If Iran is to be prevented from acquiring nuclear weapons, effective diplomatic or military action will have to come soon. Production facilities can be bombed but once actual weapons are assembled, locating and destroying them will become next to impossible. And Iran will then be in a position to threaten not just Israel, but all of our oil-producing Arab allies.
When the Israelis bombed Saddam Hussein's nuclear research centre at Osirak in 1981, they were universally condemned. The Americans showed their displeasure by cancelling arms sales. But the raid on Osirak prevented Saddam from acquiring a nuclear arsenal, a fact that the Americans and the world fully recognised when weapons inspectors went into Iraq after the 1991 Gulf war. If Saddam had had nuclear weapons in 1991, it would have been impossible to dislodge him from Kuwait. Able to intimidate Saudi Arabia, he would have had decisive power over Middle East oil. That propsect persuaded America, and most of the world, that Israel had done the right thing in bombing Osirak in 1981.

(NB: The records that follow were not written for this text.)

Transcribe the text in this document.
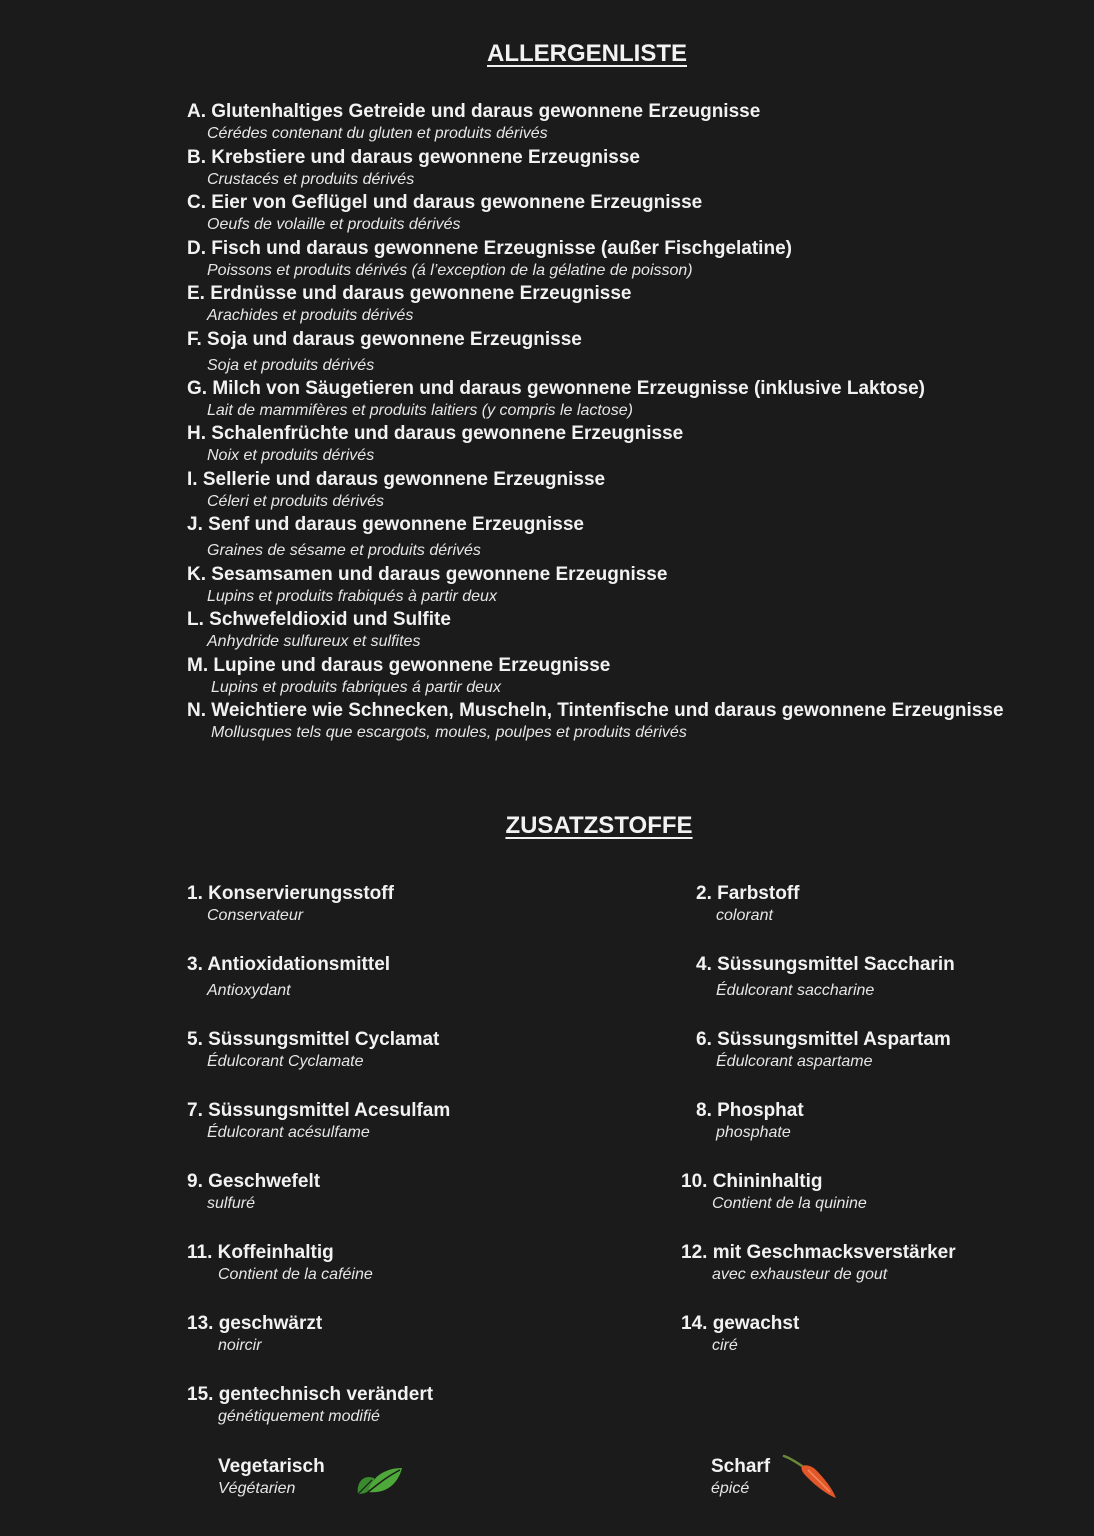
ALLERGENLISTE
A. Glutenhaltiges Getreide und daraus gewonnene Erzeugnisse
Cérédes contenant du gluten et produits dérivés
B. Krebstiere und daraus gewonnene Erzeugnisse
Crustacés et produits dérivés
C. Eier von Geflügel und daraus gewonnene Erzeugnisse
Oeufs de volaille et produits dérivés
D. Fisch und daraus gewonnene Erzeugnisse (außer Fischgelatine)
Poissons et produits dérivés (á l’exception de la gélatine de poisson)
E. Erdnüsse und daraus gewonnene Erzeugnisse
Arachides et produits dérivés
F. Soja und daraus gewonnene Erzeugnisse
Soja et produits dérivés
G. Milch von Säugetieren und daraus gewonnene Erzeugnisse (inklusive Laktose)
Lait de mammifères et produits laitiers (y compris le lactose)
H. Schalenfrüchte und daraus gewonnene Erzeugnisse
Noix et produits dérivés
I. Sellerie und daraus gewonnene Erzeugnisse
Céleri et produits dérivés
J. Senf und daraus gewonnene Erzeugnisse
Graines de sésame et produits dérivés
K. Sesamsamen und daraus gewonnene Erzeugnisse
Lupins et produits frabiqués à partir deux
L. Schwefeldioxid und Sulfite
Anhydride sulfureux et sulfites
M. Lupine und daraus gewonnene Erzeugnisse
Lupins et produits fabriques á partir deux
N. Weichtiere wie Schnecken, Muscheln, Tintenfische und daraus gewonnene Erzeugnisse
Mollusques tels que escargots, moules, poulpes et produits dérivés
ZUSATZSTOFFE
1. Konservierungsstoff
Conservateur
2. Farbstoff
colorant
3. Antioxidationsmittel
Antioxydant
4. Süssungsmittel Saccharin
Édulcorant saccharine
5. Süssungsmittel Cyclamat
Édulcorant Cyclamate
6. Süssungsmittel Aspartam
Édulcorant aspartame
7. Süssungsmittel Acesulfam
Édulcorant acésulfame
8. Phosphat
phosphate
9. Geschwefelt
sulfuré
10. Chininhaltig
Contient de la quinine
11. Koffeinhaltig
Contient de la caféine
12. mit Geschmacksverstärker
avec exhausteur de gout
13. geschwärzt
noircir
14. gewachst
ciré
15. gentechnisch verändert
génétiquement modifié
Vegetarisch
Végétarien
Scharf
épicé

Unless European diplomacy obtains real guarantees from Iran, President Bush will soon have to decide to do to Iran what the Israelis did to Iraq. If he decides to attack, he will not announce it in advance: just a television broadcast the following morning announcing a job done. The "international community" will denounce the raid hysterically in public while approving of it whole-heartedly in private.
Conventional wisdom says that bombing Iran would lead to Iranians rallying round their government. I am not sure that would happen in today's Iran. Its rulers' bizarre combination of rigid religious conservatism, blatant corruption and economic incompetence has made them exceptionally unpopular. Half of the population is not Persian – and many of them would view an attack on Iran's nuclear facilities not as an attack upon them, but on their imperialist rulers. Even the Persian majority may not want their hated clerical despots to control nuclear bombs. A raid on nuclear sites, nearly all of which are in remote locations, may not provoke the population to rally round their rulers but, of course, the Iranian government would not collapse. Some form of retaliation would be inevitable.
The second Bush Administration wants to repair relations across the Atlantic. Joint action with Europeans – who offer the carrot, while the US threatens the stick – is part of that. If European diplomacy fails to persuade the clerics to abandon nuclear weapons, the American threat might. And if the Americans end up wavering, the Israelis might well step in and do the job. The truth is that nuclear- armed ayatollahs are unacceptable in Europe, America and Israel. Even the clerics, in their calmer and more rational moments, must know that accepting rewards for freezing Iran's nuclear programme is a better deal than getting bombed. But Iran will elect a new president on June 17. The campaign has just started. It is not the best of times for calm rationality.